A PMO is a coach and mentor, not just a manager. A lot of what a PMO does is work with people. There are always things the PMO wants from others and there has to be a way to influence others to do what the PMO wants. This is where motivation comes in.
There are prerequisites to be a person who can help others find their motivation, and theories have talked about that for decades. But I want to talk about prerequisites to motivation from my personal experience. So, please remember as you read, I am not stating scientific facts, I am just spilling my thoughts and I might state them as facts, just so not to bore you with repeating the words”in my opinion” before every statement I make below.
Let us start with things that are weak motivators others: intimidation, monetary rewards, negativity and criticism. Anything that feeds on fear or greed does not work. If it does work, it will have negative effects long-term on the relationship and the personality. So, one is better off avoiding them as much as possible. Some think money motivates. Money blinds a person and raises his greed. It is a good on the side motivator, but cannot and should not be te main motvator.

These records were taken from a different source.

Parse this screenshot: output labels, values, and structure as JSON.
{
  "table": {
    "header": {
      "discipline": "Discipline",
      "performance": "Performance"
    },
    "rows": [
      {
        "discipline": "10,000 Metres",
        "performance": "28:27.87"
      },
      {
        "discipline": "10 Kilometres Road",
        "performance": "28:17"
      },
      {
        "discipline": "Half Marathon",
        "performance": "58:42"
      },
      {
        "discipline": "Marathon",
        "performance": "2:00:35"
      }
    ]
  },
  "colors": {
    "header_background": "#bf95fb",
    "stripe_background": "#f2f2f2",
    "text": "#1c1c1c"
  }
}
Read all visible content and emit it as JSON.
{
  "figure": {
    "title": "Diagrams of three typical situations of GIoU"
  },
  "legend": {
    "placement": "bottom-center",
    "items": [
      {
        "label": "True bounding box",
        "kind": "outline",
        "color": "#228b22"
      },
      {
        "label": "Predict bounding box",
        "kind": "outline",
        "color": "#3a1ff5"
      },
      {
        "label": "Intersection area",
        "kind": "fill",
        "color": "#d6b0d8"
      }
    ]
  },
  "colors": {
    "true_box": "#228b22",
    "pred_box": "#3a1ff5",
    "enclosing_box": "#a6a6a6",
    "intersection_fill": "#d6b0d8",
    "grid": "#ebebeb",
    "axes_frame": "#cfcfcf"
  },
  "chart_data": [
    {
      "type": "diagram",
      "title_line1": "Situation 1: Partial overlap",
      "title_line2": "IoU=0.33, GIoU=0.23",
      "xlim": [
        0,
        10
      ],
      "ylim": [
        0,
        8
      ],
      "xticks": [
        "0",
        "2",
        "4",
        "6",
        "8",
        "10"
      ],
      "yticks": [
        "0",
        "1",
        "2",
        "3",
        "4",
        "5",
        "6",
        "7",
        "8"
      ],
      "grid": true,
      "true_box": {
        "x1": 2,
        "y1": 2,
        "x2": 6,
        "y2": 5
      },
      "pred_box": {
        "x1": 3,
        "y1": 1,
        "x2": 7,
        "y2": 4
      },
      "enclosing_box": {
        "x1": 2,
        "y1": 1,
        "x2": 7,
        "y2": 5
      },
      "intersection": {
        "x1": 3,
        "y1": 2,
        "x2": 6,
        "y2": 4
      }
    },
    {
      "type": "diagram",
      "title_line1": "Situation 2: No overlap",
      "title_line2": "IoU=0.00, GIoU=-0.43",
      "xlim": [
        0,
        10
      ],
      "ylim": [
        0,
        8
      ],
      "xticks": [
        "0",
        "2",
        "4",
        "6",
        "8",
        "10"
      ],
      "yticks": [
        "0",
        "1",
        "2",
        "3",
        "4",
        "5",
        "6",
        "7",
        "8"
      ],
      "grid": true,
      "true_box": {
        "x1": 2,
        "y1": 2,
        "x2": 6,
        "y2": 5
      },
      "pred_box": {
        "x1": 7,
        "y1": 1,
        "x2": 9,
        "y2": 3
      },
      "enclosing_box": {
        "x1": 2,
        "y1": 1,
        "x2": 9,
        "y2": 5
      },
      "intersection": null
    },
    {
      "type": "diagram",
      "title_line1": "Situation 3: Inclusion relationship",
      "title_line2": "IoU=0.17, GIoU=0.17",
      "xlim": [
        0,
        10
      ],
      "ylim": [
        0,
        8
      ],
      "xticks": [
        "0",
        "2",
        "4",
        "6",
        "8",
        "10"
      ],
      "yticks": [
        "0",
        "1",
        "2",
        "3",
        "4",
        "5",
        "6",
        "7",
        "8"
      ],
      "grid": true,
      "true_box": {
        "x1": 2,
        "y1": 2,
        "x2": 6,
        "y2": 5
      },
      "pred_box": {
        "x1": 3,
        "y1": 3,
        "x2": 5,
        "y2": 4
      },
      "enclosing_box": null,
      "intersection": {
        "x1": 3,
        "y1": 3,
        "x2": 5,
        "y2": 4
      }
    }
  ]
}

Prerequisites for motivation are: Acceptance and Caring. If a manager, or anyone else for that matter, does not accept the person as is, then motivation rarely works. Remember I am not saying accepting the substandard work or behavior. I am saying accepting the person. Accepting means to me acknowledging and respecting the humanity of this person: The feelings, needs, background, challenges, strengths, and everything else that is bundled with a person. Here is an easy test to tell if you are accepting a person as he or she is: If your behavior, words, or thoughts refuse or cannot comprehend, or try to comprehend, why a person is the way he or she is, then you are not accepting. So, a person is what a person is: a person. We need to stop our ego from wondering: “Why can’t he be the way I want him to be”? or “why can’t he see what I see?” As long as you are stuck in these thoughts there can never be acceptance. I am not saying that you should accept everybody. All I am saying is that without acceptance, motivation efforts are futile.
How to build acceptance? Accept a person as is. Respect the fact they are the way they are for a reason. In a way, you are accepting reality instead of rejecting reality. Start with that. Observe people as they are, not as a judge. If one observes without judging, one can see the person.
Next comes caring for the person as a person. Directing managers care about the tasks at hand and getting them done. It is irrelevant to them how the tasks affect others, whether team members grow and learn from the assignment, or whether they enjoy the work. However, this is not a recipe for motivation and building others to be able to carry out the task. Remember, people are not machines. It is impossible to find someone perfect for the job. Every body has strengths and challenges. Managers with the attitude of caring for the task only always struggle and get frustrated from not being able to find team members fit for the job. Learning to care enough , coach, and mentor, will help solve part of the that problem. Caring means wanting to share the rewards of a good job with an employee, not by giving him or her bonuses, but by helping them “grow” personally and professionally from the work at hand. Help them learn something new, help them see the value and mission from their work, and help them see how what they did helped others.
Acceptance and caring are a good starting point to build a motivated team, but it does not stop here. Next comes the task of helping people find their motivation and goals, and work towards achieving these goals.
A couple of disclaimers: I find myself occasionally on the extreme sides of this argument. Sometimes I am very frustrated with performance of someone and I ask the unanswerable question of: “why cant he just do it?” Other times I find myself taking big chances and find myself “shooting from mid court” by being too patent with a resource that needs help and coaching beyond the time my organization can dedicate. I believe that occasionally falling for these traps is only human. Consistently being on the extremes is what can be troubling.
Some managers, when I discuss these ideas, tell me: “I am his boss not his mother. He needs to do the work or leave. I do not need this touchy-feely nonsense,” and they are probably right. They do not need it.